Noch lange nicht ausge­schlumpft

Eine der Gründungskapellen des psychedelischen Rock: Gong runderneuert im Quasimodo

Von Thomas Mauch

Die Geschichte des musikalischen Planeten Gong geht, in aller Kürze, so. Es ist vor allem die Geschichte von Daevid Allen, dem australischen Musiker, der als Beatnik in Paris gleich mal das Zimmer bezog, das gerade Allen Ginsberg geräumt hatte. In den Sechzigern verschlug es Allen nach Canterbury, wo er mit dem Sohn seines Vermieters, Robert Wyatt, Soft Machine gründete. Nach einer Europatour wurde Allen wegen irgendwelcher Visa-Angelegenheiten die Einreise nach Großbritannien verwehrt, er blieb in Frankreich, verteilte im unruhigen Pariser Mai 1968 Teddybären an Polizisten. Und gründete Gong. Wobei einer der Musiker, Didier Malherbe, in einer Höhle auf Mallorca aufgestöbert worden sein soll.

Aber so war eben die Zeit, und die Musik von Gong war ein bunter und manchmal wirrer Flug im Teekesselchen, psychedelische Glasperlenspiele mit Jazzrock-Fransen. Musiker gingen und Musiker kamen, die Band war in permanenter Mutation, tauchte ab und wieder auf, verästelte sich als musikalische Großfamilie in verschiedenen Gruppierungen, ­Mother Gong, Planet Gong, New York Gong, fand sich wieder …

Und dann, im März 2015, starb Daevid Allen.

Was eigentlich das Ende dieser den Progressive Rock ziemlich beflügelnden Geschichte sein müsste. Weil Gong ohne Allen: ist irgendwie so wie die Schlümpfe ohne den Oberschlumpf.

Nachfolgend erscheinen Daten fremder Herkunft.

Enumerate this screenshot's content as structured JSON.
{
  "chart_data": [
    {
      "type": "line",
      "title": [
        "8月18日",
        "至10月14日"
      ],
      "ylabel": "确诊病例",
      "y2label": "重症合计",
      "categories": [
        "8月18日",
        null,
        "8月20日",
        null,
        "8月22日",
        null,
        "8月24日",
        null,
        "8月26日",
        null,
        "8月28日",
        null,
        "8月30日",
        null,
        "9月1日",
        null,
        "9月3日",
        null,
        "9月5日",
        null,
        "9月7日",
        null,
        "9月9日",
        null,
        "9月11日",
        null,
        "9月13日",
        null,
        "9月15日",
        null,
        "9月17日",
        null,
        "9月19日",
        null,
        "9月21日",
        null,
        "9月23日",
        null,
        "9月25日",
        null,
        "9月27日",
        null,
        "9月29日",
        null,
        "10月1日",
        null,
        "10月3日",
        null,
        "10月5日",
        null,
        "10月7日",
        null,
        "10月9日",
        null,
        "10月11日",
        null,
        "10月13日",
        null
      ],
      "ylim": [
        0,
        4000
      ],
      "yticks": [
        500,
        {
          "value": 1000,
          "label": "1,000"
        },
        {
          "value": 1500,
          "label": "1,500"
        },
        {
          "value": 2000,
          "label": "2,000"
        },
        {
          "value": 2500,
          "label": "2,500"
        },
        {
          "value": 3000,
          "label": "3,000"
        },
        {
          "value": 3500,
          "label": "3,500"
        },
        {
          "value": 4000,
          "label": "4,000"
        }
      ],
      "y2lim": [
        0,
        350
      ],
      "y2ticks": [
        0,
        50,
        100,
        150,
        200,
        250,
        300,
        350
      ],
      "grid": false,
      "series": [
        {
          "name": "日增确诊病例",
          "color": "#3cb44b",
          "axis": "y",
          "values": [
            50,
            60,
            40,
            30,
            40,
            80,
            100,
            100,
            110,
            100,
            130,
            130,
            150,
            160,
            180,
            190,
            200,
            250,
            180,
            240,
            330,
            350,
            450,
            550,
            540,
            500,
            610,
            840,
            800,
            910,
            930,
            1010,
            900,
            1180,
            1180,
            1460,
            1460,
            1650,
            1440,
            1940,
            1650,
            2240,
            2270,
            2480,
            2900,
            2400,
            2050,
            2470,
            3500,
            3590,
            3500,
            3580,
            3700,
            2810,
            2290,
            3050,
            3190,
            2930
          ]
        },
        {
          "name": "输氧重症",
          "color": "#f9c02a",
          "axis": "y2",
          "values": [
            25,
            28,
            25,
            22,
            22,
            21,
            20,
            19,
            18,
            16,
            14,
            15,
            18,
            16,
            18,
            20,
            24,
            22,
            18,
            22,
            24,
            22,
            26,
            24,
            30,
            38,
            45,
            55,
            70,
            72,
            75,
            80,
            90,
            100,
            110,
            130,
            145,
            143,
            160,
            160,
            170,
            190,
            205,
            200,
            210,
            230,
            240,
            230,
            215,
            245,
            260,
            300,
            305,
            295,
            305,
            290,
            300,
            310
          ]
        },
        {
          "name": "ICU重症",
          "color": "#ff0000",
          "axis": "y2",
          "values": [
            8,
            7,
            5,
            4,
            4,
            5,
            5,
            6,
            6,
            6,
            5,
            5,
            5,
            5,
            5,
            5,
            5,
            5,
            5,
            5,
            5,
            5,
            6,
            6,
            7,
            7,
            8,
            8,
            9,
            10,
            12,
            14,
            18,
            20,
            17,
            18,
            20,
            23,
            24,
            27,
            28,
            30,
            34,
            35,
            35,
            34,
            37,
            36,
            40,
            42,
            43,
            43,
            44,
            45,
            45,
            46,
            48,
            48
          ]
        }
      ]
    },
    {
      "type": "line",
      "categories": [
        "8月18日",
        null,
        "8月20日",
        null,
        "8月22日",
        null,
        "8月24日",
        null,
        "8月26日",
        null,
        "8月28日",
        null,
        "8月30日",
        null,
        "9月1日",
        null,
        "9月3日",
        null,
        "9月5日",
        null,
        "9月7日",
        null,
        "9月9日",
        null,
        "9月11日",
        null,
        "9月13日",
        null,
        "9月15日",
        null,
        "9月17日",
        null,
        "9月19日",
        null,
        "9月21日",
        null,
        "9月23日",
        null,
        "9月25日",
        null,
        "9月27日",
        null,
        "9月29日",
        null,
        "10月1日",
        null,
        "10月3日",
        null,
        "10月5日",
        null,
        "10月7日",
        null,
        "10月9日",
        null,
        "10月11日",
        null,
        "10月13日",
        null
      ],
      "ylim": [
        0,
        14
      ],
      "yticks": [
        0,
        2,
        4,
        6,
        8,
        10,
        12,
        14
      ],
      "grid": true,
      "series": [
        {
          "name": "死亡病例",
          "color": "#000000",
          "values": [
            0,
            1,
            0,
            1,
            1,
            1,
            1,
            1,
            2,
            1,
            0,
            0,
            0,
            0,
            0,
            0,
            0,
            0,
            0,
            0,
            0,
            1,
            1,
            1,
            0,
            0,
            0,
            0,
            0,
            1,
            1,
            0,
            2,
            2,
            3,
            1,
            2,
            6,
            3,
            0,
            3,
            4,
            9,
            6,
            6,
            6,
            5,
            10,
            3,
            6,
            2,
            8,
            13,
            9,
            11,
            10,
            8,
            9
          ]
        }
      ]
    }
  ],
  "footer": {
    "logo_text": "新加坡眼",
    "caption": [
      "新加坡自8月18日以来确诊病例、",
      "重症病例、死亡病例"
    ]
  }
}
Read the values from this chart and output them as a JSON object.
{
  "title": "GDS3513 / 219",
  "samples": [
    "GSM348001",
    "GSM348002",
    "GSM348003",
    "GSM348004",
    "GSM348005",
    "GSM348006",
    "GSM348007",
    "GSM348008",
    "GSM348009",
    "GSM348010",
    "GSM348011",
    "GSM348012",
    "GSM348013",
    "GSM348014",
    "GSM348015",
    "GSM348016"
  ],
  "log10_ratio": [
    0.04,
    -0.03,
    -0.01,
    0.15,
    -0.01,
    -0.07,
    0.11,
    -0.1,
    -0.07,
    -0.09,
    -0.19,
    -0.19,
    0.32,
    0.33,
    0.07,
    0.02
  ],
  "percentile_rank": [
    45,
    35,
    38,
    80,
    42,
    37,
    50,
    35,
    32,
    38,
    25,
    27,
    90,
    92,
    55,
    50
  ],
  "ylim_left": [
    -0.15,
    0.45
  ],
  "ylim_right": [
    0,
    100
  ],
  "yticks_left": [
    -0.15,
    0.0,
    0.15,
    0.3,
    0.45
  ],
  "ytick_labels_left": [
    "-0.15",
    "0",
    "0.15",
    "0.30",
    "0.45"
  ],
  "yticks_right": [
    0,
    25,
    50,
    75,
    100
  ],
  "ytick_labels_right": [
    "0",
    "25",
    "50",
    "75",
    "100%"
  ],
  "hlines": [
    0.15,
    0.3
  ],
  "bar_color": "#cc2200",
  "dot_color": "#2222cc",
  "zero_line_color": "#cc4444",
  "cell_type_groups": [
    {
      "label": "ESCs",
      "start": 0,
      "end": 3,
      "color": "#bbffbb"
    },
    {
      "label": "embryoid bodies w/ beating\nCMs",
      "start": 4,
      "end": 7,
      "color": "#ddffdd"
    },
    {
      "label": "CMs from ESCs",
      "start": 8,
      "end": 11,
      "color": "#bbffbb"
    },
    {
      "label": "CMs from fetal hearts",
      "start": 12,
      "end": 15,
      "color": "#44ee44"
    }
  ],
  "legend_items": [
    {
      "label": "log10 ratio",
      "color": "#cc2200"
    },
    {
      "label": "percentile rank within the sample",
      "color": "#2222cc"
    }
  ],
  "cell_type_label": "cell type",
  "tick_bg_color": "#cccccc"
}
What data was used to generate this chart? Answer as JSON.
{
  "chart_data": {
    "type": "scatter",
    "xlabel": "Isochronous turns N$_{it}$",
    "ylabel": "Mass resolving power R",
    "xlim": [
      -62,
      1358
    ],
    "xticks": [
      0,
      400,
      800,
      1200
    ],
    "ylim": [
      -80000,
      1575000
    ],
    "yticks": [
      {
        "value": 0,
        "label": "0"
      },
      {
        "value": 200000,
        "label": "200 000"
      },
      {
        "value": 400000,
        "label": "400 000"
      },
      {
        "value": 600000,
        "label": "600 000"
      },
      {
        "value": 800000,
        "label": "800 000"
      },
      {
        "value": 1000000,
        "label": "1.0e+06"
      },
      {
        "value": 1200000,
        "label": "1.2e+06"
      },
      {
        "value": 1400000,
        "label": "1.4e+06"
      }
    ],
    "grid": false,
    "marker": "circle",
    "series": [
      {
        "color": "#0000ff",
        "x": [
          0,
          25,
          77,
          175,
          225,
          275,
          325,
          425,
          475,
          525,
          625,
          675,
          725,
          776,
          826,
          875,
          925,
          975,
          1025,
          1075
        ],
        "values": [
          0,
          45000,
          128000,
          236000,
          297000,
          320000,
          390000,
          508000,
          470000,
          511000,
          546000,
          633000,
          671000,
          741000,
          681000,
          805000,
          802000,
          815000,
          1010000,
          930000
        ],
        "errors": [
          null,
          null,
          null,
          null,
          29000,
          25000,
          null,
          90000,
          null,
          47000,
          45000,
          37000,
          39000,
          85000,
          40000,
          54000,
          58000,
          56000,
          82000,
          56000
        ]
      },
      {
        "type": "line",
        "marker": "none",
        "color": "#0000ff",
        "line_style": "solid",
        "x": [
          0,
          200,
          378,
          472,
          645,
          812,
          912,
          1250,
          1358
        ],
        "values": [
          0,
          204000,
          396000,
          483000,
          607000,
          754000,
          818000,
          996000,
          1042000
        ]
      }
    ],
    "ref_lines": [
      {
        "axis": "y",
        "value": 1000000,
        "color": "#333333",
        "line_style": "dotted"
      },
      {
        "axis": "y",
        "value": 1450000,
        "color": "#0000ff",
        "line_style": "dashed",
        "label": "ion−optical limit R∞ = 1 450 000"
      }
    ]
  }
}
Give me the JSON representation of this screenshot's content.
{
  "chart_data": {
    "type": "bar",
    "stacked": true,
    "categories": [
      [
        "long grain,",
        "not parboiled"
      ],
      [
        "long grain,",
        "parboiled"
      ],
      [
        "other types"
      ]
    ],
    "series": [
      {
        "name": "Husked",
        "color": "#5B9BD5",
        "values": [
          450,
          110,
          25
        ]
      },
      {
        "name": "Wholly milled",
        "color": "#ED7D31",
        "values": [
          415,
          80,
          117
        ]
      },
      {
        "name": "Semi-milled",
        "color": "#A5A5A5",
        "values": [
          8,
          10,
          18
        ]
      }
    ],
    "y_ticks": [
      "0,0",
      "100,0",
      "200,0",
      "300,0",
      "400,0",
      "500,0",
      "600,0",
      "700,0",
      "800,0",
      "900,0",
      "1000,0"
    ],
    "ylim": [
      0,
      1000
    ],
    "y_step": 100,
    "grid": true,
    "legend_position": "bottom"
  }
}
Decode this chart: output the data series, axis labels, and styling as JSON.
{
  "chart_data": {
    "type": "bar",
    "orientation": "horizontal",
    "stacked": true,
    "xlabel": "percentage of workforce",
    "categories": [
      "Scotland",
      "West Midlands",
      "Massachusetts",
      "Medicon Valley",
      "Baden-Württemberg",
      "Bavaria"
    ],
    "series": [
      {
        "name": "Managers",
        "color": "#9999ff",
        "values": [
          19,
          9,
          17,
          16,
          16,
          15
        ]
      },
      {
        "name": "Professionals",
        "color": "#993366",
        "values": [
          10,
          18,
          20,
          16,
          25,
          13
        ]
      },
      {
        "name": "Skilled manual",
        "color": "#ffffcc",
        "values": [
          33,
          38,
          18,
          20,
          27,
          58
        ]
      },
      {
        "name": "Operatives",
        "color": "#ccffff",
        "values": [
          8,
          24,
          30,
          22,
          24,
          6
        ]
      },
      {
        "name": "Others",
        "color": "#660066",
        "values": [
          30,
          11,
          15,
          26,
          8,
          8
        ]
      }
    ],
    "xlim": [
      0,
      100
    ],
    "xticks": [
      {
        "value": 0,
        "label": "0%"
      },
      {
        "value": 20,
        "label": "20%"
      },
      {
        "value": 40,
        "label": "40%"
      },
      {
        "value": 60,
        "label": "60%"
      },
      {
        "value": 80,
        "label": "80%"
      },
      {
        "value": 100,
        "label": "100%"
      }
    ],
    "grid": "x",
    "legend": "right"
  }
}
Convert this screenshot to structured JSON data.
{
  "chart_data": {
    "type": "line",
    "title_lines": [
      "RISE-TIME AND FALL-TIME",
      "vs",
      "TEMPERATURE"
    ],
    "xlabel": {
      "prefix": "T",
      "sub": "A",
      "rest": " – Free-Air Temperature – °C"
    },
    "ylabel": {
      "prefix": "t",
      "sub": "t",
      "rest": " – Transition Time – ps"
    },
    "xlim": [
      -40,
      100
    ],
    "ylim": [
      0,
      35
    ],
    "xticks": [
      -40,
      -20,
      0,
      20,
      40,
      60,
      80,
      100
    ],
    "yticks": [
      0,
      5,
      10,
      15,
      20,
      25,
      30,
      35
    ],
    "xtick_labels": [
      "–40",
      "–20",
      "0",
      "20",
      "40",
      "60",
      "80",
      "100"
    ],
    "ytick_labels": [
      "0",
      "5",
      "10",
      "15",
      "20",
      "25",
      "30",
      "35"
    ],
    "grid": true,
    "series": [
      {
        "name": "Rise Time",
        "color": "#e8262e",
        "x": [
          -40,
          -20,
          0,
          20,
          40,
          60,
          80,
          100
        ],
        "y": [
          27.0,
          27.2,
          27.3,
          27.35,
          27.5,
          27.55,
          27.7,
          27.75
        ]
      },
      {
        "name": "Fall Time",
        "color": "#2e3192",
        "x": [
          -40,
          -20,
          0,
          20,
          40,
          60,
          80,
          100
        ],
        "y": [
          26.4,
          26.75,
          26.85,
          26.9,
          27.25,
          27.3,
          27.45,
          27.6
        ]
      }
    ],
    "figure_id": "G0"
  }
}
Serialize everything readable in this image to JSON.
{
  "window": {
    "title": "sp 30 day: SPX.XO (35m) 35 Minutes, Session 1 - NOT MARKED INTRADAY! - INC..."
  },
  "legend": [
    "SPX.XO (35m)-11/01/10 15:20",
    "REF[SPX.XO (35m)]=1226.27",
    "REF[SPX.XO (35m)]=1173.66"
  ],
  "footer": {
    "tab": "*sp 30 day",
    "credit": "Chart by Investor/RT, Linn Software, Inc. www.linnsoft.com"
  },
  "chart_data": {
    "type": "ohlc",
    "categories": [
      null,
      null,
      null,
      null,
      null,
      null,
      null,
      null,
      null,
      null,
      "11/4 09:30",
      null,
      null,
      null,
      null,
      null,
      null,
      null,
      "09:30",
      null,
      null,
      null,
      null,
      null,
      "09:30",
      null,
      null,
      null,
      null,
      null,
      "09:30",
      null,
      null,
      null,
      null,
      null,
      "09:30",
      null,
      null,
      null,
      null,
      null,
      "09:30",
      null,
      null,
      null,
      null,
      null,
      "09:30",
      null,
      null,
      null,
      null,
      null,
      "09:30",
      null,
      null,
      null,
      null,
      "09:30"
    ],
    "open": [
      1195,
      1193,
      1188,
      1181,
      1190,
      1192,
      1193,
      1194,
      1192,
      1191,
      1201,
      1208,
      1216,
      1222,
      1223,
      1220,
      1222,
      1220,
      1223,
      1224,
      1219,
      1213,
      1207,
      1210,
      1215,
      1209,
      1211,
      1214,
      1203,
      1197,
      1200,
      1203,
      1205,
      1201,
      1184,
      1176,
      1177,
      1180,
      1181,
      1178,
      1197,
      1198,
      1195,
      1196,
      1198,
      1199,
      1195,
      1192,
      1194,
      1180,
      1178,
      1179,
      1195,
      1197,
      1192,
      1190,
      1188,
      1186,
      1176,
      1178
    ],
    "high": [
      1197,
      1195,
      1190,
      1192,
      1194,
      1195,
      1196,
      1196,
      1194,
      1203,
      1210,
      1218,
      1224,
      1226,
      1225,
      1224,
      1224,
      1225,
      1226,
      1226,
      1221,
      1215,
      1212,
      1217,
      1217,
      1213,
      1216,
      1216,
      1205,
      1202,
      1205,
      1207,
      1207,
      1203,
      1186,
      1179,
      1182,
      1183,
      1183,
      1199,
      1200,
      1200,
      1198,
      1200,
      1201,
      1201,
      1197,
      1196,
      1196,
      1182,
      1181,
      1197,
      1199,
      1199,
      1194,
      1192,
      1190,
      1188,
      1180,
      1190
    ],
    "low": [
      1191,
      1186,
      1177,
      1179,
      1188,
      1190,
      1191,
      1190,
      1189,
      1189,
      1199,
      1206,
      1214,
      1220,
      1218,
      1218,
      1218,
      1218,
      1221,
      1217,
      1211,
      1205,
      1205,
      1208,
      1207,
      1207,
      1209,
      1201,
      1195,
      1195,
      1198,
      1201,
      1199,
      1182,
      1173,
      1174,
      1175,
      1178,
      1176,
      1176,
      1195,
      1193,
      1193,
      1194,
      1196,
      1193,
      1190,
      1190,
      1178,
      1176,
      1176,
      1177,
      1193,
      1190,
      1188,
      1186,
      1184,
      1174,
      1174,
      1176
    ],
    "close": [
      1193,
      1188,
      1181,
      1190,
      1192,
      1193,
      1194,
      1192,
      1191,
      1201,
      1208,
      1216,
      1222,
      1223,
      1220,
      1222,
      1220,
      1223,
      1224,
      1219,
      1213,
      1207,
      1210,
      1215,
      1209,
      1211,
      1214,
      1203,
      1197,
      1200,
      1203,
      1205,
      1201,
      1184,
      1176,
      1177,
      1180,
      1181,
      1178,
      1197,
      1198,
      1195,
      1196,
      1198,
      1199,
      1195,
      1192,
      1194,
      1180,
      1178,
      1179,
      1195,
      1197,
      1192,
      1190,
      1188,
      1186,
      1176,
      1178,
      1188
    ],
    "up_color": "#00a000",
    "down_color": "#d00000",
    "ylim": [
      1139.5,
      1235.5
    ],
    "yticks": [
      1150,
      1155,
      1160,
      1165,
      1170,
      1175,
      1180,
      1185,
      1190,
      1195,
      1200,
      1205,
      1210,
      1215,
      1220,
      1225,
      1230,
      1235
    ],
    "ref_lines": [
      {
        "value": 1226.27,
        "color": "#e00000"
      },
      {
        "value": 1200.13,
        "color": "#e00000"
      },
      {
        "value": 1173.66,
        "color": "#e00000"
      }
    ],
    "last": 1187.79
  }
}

Hat sich aber noch gar nicht ausgeschlumpft. Vergangenes Jahr wurde mit „­Rejoice! I’m Dead!“ das erste Post-Daevid-Allen-Album veröffentlicht, am Donnerstag gastierten Gong im Rahmen einer weltweiten Tingeltour im Quasimodo, um wieder Überzeugungsarbeit in Sachen fliegendes Teekesselchen zu leisten. Auf der Bühne Musiker, die gar nicht alle die 50 überschritten haben, davor ein Publikum, in dem durchaus einige fast noch jugendliche Einsprengsel auszumachen waren. Wobei ja der psychedelische Rock derzeit durchaus wieder als Role Model taugt und man gut mal bei einer der Gründungskapellen dieses Gewerbes vorbeischauen kann.

Zu bereuen gab es da nichts. Die Band spielte typische Gong-Musik, mit den abzählreimartigen Gesangsmelodien einerseits und andererseits dem komplex verschachtelten Progrock, mit Slow-Motion-Parts und ekstatischen Verdichtungen. Auch das rumspielende Daddeln fehlte nicht. Gong eben. Aber das war alles so wenig weggetreten und knackig, fast schon kompakt gespielt, dass es tatsächlich und nicht nur aus der Erinnerung an ein seliges „früher mal“ heraus mitreißend war.

Es wurde sogar, nicht bloß sacht mitzuckend, getanzt.

Daevid Allen, der vor seinem Ableben noch den Auftrag an die Band erteilt haben soll, weiterzumachen, darf zufrieden sein. Das passt schon so.